At the same time, the number of women giving birth for the first time between the ages of 30 and 34 rose 28 percent, from 16.5 percent in 2000 to 21.1 percent in 2014. The increase among first-time mothers aged 35 was almost as high (23 percent), rising from 7.4 percent to 9.1 percent.
According to the new statistics, most of this increase began in 2009 and has affected all races.
“While the mean age at first birth was fairly stable for the first half of this time period, greater increases were observed from 2009 (25.2 years) to 2014 (26.3 years),” the report reads.
The delay in childbearing has been even across the country, covering all US states and the District of Columbia. However, it appears that DC and Oregon experienced the largest increases in average birth age (2.1 years).
In general, states in the western US – California, Oregon, Washington, Utah, and Colorado – had a greater increase, amounting to 1.7 or more years.
The change is largely due to a measurable decline in teen moms, or those having children before they turn 20, according to the CDC. Yet, it is also because more and more women are waiting until their late 20s or into their 30s to have kids.
“The decrease in the proportion of first births to women under age 20 had the largest impact on this change, while increases in first births among mothers aged 30 and over also contributed to the increase in mean age,” the CDC said.

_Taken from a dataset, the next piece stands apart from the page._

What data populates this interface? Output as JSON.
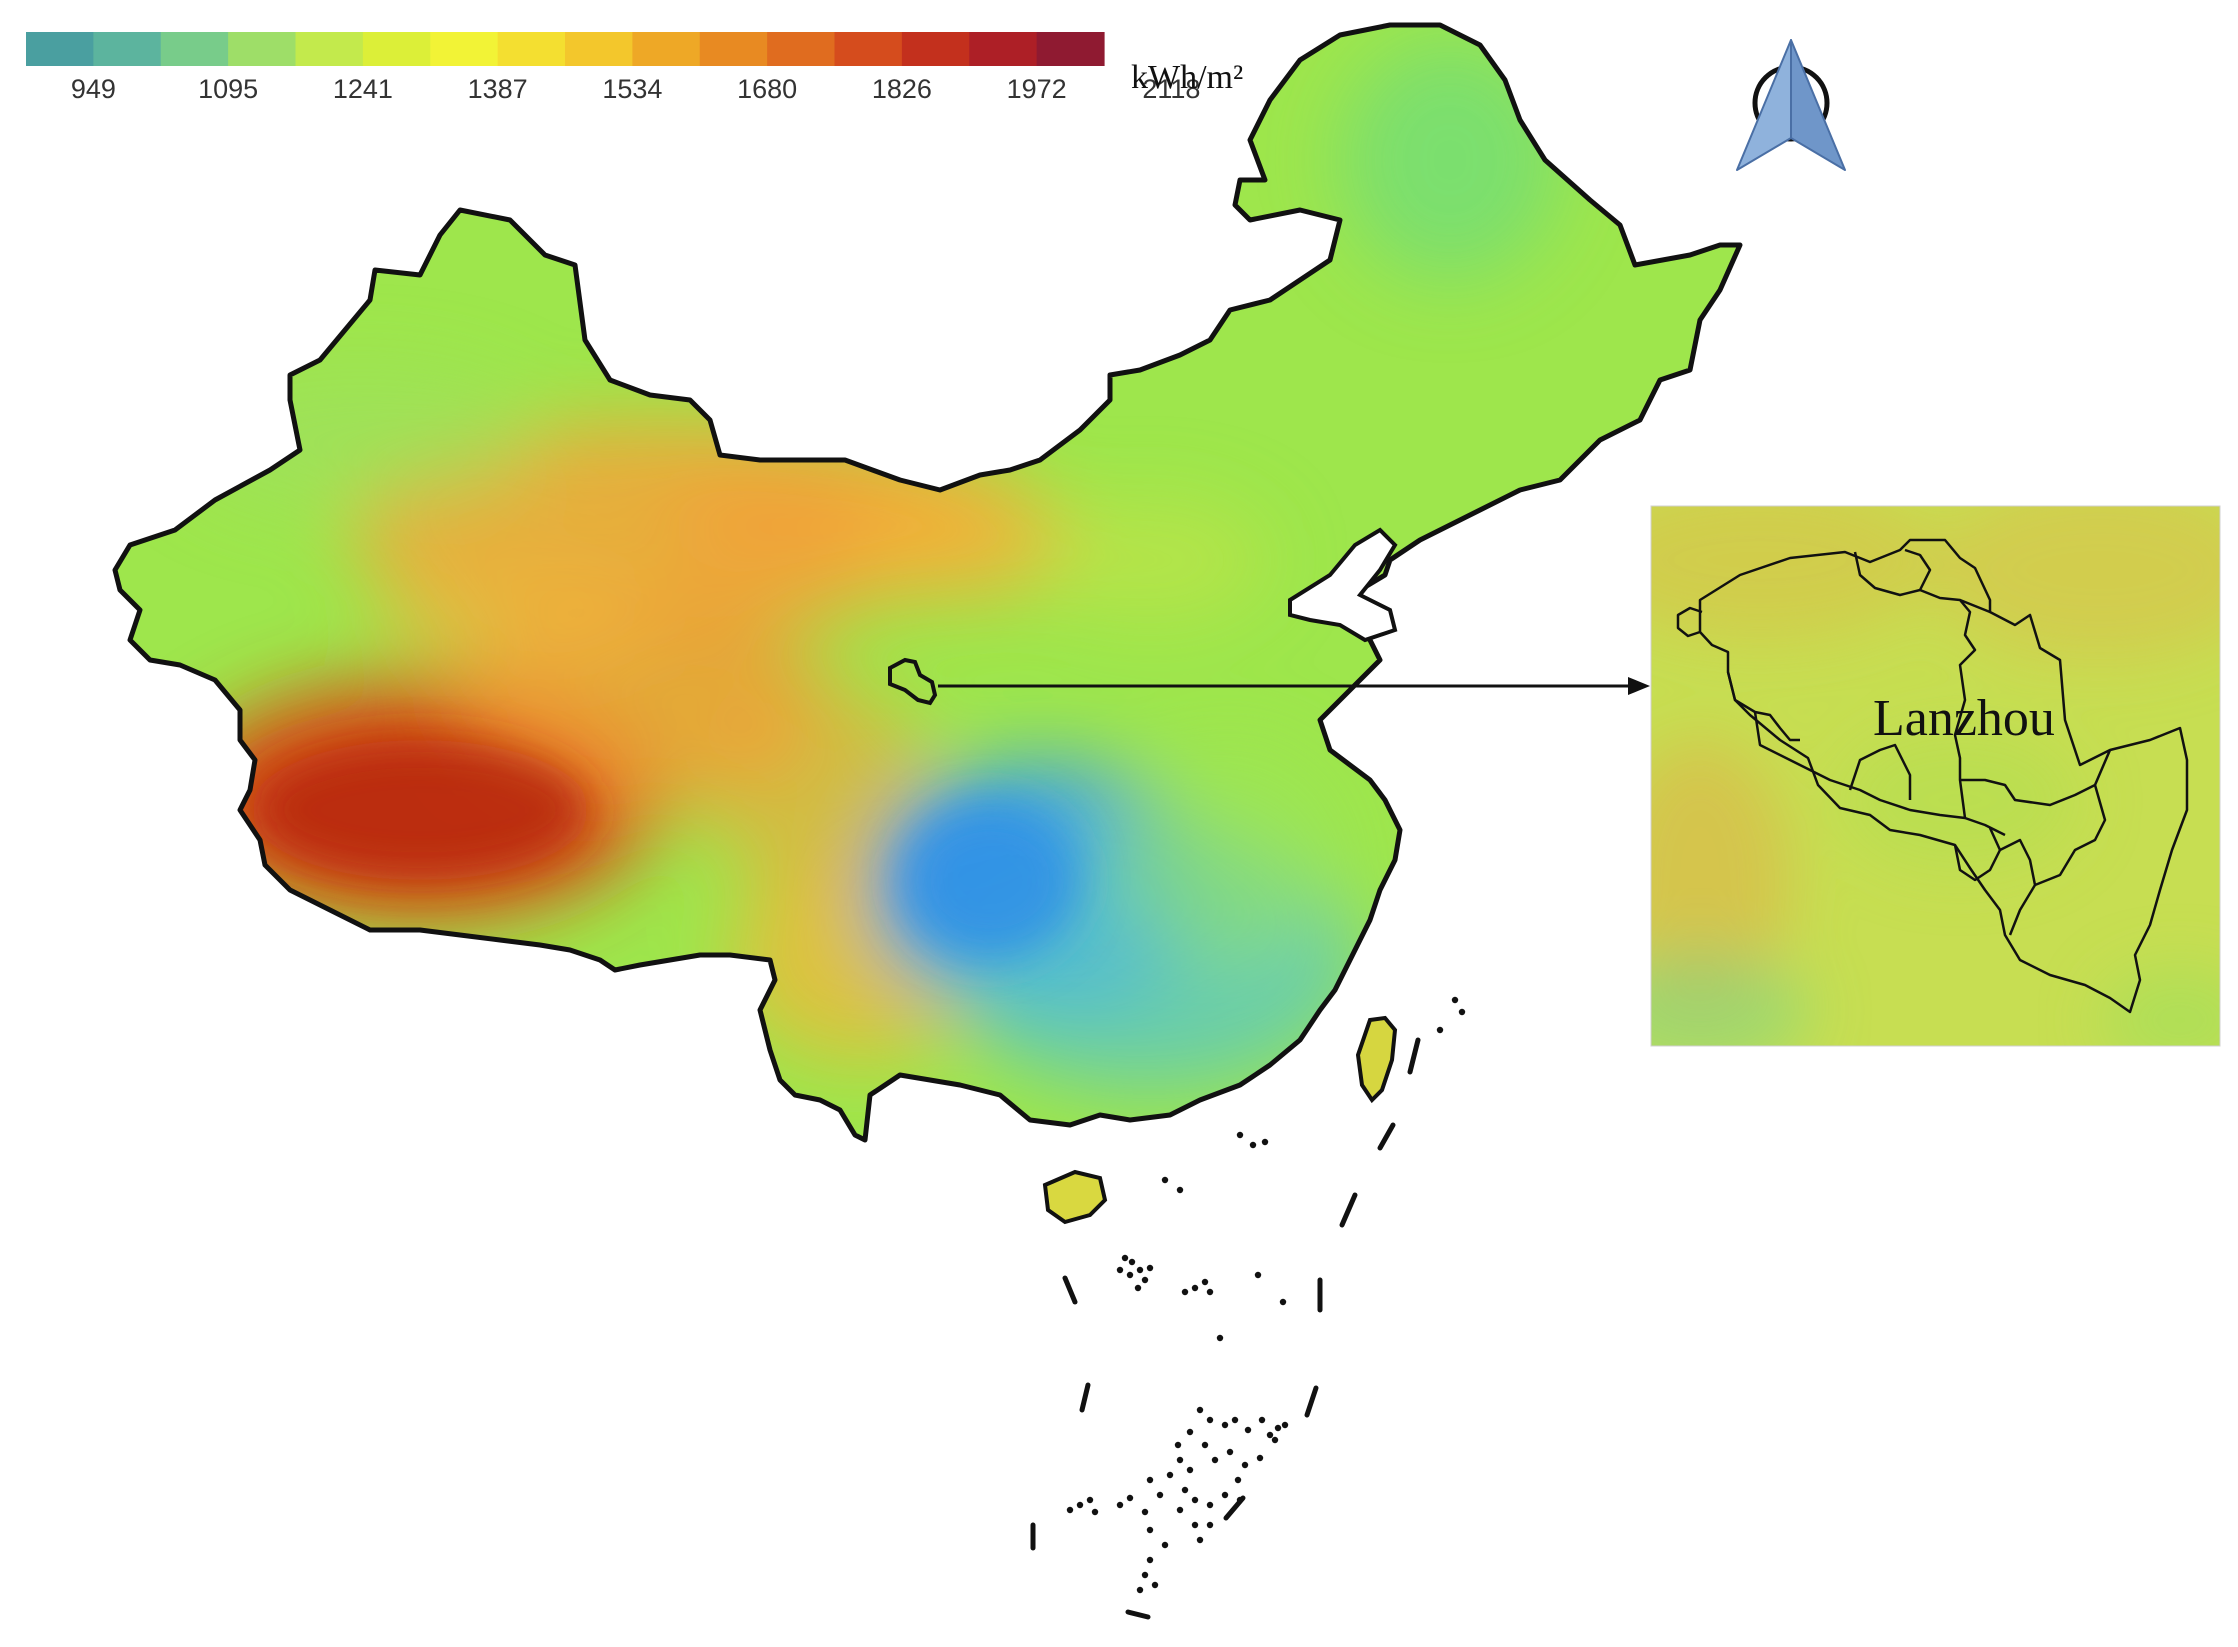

The report does not specifically say if the trend is still continuing, but warns that the increase will have an effect on US demographics.
“Mean age can affect the total number of births a mother has over a lifetime, which in turn impacts the composition and growth of the US population,” the report’s authors conclude.
The government has been tracking the age of new mothers since around 1970, when the average was 21.